Scott’s piano and Chris Whitten’s insistent drum pattern form the backbone of the song, but it’s Karl Wallinger’s inventive synth parts that provide movement and flex.
“I wanted the song to sound like carousel music going round and round,” says Scott. “Karl had a Ensoniq Mirage synthesiser, and my brief to him was: ‘Can you make it sound like a carnival?’ So he played it very funky, kind of like Prince’s part on 1999, but less monolithic than that. He’s constantly changing it, decorating it, withholding something for a few bars and then delivering.

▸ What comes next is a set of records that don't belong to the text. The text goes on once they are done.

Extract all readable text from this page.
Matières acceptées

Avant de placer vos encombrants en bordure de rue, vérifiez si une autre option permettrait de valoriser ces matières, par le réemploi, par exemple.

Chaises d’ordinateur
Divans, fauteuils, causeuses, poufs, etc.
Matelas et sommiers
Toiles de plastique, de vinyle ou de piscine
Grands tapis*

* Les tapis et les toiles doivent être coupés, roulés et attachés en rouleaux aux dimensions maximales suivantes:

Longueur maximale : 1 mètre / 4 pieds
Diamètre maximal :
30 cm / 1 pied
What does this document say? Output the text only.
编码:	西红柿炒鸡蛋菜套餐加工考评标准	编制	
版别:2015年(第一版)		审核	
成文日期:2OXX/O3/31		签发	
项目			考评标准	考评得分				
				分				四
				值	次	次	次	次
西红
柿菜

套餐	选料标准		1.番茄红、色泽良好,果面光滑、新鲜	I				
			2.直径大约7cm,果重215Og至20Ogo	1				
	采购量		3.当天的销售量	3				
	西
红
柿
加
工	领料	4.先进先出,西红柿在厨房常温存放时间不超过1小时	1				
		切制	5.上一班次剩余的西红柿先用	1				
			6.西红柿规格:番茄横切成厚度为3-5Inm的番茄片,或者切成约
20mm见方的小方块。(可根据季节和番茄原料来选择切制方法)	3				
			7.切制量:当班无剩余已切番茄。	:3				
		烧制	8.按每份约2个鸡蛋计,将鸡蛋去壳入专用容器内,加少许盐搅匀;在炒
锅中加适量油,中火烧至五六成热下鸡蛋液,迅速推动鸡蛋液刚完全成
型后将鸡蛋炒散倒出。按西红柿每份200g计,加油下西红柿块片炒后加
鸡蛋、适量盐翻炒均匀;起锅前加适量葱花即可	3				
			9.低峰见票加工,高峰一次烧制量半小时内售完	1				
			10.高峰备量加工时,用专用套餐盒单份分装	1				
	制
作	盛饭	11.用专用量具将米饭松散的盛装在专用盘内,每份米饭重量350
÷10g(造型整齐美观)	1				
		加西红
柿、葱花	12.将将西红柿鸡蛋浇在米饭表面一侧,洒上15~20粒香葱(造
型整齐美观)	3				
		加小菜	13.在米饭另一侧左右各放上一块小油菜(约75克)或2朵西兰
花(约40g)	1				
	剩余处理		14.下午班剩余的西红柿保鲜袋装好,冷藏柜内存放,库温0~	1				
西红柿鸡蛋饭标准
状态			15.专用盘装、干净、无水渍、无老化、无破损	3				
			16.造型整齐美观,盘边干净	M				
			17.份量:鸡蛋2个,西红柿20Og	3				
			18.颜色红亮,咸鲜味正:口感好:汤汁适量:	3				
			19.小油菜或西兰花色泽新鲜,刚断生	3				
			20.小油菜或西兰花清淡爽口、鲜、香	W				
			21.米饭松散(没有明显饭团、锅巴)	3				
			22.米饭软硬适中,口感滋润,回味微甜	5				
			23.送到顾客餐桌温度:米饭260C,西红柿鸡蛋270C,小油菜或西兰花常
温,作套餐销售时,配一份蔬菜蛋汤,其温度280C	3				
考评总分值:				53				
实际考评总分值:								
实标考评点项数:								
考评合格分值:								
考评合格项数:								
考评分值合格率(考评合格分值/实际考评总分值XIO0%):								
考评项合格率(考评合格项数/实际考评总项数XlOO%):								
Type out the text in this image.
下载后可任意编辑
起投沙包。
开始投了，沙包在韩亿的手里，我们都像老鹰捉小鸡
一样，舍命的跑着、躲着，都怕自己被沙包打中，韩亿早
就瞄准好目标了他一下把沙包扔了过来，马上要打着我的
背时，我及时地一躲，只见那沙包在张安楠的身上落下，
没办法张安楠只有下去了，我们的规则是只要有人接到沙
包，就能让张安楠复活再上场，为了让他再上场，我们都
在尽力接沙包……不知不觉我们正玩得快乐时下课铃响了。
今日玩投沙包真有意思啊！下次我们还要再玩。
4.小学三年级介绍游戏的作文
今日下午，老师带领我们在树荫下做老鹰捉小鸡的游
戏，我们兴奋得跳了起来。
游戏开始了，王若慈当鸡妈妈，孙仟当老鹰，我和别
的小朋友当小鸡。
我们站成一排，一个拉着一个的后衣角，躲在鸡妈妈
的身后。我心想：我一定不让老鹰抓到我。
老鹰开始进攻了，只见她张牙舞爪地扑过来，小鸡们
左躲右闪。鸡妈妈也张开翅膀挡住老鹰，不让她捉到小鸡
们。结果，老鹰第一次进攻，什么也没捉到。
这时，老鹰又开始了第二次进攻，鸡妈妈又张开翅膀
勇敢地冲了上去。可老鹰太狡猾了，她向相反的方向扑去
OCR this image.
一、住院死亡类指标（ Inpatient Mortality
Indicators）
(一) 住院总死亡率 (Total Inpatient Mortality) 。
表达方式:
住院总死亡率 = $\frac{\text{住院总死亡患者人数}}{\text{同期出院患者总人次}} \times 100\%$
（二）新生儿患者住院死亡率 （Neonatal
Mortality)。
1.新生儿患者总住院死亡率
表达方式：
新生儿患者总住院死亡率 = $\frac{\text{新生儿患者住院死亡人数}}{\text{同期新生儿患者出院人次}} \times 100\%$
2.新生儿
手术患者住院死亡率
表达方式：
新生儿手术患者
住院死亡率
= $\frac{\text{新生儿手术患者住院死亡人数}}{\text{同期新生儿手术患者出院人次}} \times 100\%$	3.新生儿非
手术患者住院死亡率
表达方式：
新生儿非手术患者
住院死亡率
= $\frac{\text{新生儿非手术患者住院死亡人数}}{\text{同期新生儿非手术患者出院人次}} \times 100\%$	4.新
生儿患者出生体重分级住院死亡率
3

"I was also really into Prince’s Around The World In A Day, which had just come out. On the track Paisley Park, particularly, there were these little four- or five-note synth motifs that had this exquisite, almost rubbery sound that you could reach out and touch. I said to Karl: ‘Could you get a sound like that and play some short melodies that fulfil the same kind of role?’ You can hear those at judicious points in the song. It’s a beautiful, masterful performance.”
Scott would acknowledge the musical debt by writing a short message on the finished label: “For Prince, U saw the whole of the moon.” The Whole Of The Moon’s great lift-off moment arrives two minutes in, with the arrival of Roddy Lorimer’s joyful trumpet. This is the cue for repeated blasts later on and another great horn riff from saxophonist Anthony Thistlethwaite, whose solo is presaged by the explosive sound of a firework with added studio echo.
“At first I tried a fiddle player for that initial trumpet part,” Scott recalls, “but it wasn’t pop enough. It needed to sound like clouds parting and the sun shining through. In my mind I had that solo from Penny Lane, the way it bursts out. So I played Roddy the song, he took a cassette home, and came back the next day with this beautiful four-part section written.”
Lyrically, The Whole Of The Moon has been open to much discussion over the years. Prince, writer CS Lewis and Scott’s former collaborator Nikki Sudden are among the names routinely bandied about as possible subject matter, reflecting the song’s sense of wonderment through the eyes of a narrator confronted by someone with greater experience and imagination in their understanding of the world. Scott insists, however, that it’s not about anyone specific.
“I was twenty-six and just coming into my sense of myself as a songwriter,” he explains. “And learning about being a human being as well. I didn’t have anybody in mind when I wrote The Whole Of The Moon. I just knew it was a kind of character, like a Jimi Hendrix-esque character who emerges into everybody’s lives fully formed and burns like a supernova and then burns out or disappears or dies too early. It’s about how amazing it is to live in a world where so much is available, where a human being can grow and learn like that. It’s a dramatic, celebratory song with a real big climax. And that’s because it’s describing something wonderful.”
On its release in October 1985, in the immediate wake of This Is The Sea, The Whole Of The Moon peaked just inside the UK Top 30. It quickly became a fan favourite, eventually meriting a reissue to coincide with a Waterboys best-of compilation in 1991. This time it made the top three. Its belated recognition brought Scott an Ivor Novello Award later that year. The intervening years have only seen its reputation soar.
“It’s got a long life, so it’s been good to me,” Scott says. “And it still seems to be a current song, because people keep covering it. I was on stage at a big festival in Ireland a few months ago, singing it with The Killers, for example. The Whole Of The Moon has got great live legs. When the entire crowd is singing it back at me, it’s such a glorious feeling.”
The Waterboys box set 1985 is out now.